Some scientists have suggested erecting giant mirrors above the earth to reflect the sun's energy. Others want to drop sulfur particles from high altitude balloons to do the same. Already, governments are planting trees to absorb carbon dioxide and are injecting heat-trapping gases deep into the earth to be locked away for hundreds of years or more. Others suggest seeding the ocean with nitrogen, another limiting nutrient in parts of the sea.

Iron seeding is a particularly attractive proposal to fight global warming because a small amount of the inexpensive nutrient could result in enormous blooms of microscopic vegetation known as phytoplankton.

Iron already fertilizes portions of the world's seas, carried there by dust storms. But the vast Southern Ocean that surrounds Antarctica, as well as other regions of the world, are missing the iron dust. Throw enough in during the right season, scientists largely agree, and phytoplankton will grow to absorb carbon dioxide from the atmosphere.

The question is what will happen next.

Scientists know that when phytoplankton are eaten or die, their organic debris rains down deeper into the ocean. Some of it is consumed by other organisms, but some amount - and there is enormous uncertainty about how much - will make it to deep ocean waters and won't resurface for decades, centuries, or even thousands of years.

Some scientists believe the blooms could provide enough food for fish stocks to increase, and others say a gas released by phytoplankton creates aerosol particles that can reflect the sun's energy and reduce global warming.

But it's unclear if iron seeding really works, or if the problems it may unintentionally create will outweigh its benefits.

"Every choice we make - every single one - will have a consequence," said Paul G. Falkowski, of Rutgers University.

There have been 11 large-scale iron seeding experiments in the last 15 years, and while all resulted in plankton blooms, they provide no clear consensus of how much carbon actually makes it to the deep ocean. Scientists worry that a powerful greenhouse gas called nitrous oxide will be released as organic matter decomposes in the sea, counteracting the absorption benefit. Some say that over time and with many large-scale iron fertilization projects, oxygen could be depleted in the deep ocean, possibly killing some fish.

"I can predict with confidence there will be more dead fish with iron fertilization," Cullen said. "What I can't do is predict how many more."

Debate or not, companies are moving forward. Businesses are increasingly compensating for the greenhouse gas pollution they create by paying to reduce emissions elsewhere. Planktos Inc. and Climos, the two US companies that are pursuing iron seeding projects, could make millions by selling these credits.

Planktos, based in San Francisco, had planned to release up to 100 tons of iron in the Pacific Ocean 350 miles west of the Galapagos Islands.
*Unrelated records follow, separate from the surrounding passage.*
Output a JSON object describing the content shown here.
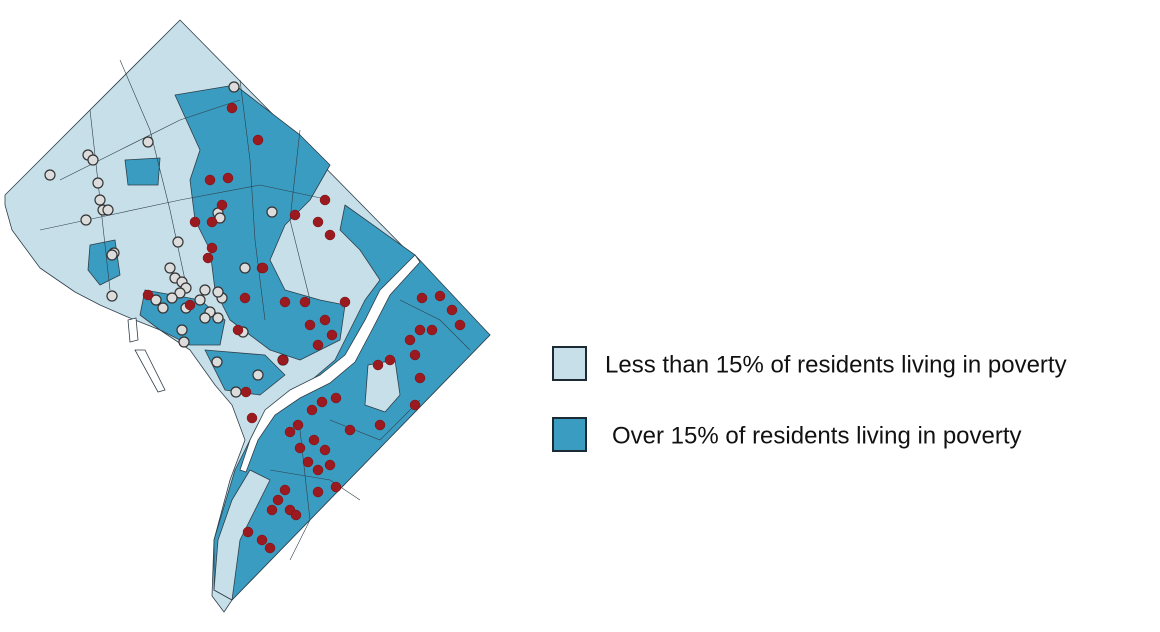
{
  "legend": {
    "items": [
      {
        "label": "Less than 15% of residents living in poverty"
      },
      {
        "label": "Over 15% of residents living in poverty"
      }
    ]
  }
}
In May, it was told by the US Environmental Protection Agency that if it were using a US flagged ship, it might need a permit under the Ocean Dumping Act. Planktos postponed the plan.

Officials from Climos, also in San Francisco, said they do not plan any large iron seeding trips within the next year. At the conference, they said they are working with scientists to create a "best practice" blueprint before moving forward.

But some conference participants said a key problem still remains: There is no regulatory scheme to verify how much carbon makes it to the ocean depths nor to ensure that iron-seeding companies are not harming the environment.

While the United States could require a US-flagged ship to conduct an environmental review of any iron seeding project, a company could merely re-flag the vessel from a country that is unlikely to require the same. An international anti-dumping treaty known as the London Convention issued a statement of concern in June about iron fertilization, calling for more research.

"These types of proposals are multiplying around the world, and there is no structure in place to evaluate if any of them work," said Lisa Speer, director of the water and oceans program for the Natural Resources Defense Council who attended the meeting. "People are going after these gigantic projects without any thoughtful, rational process."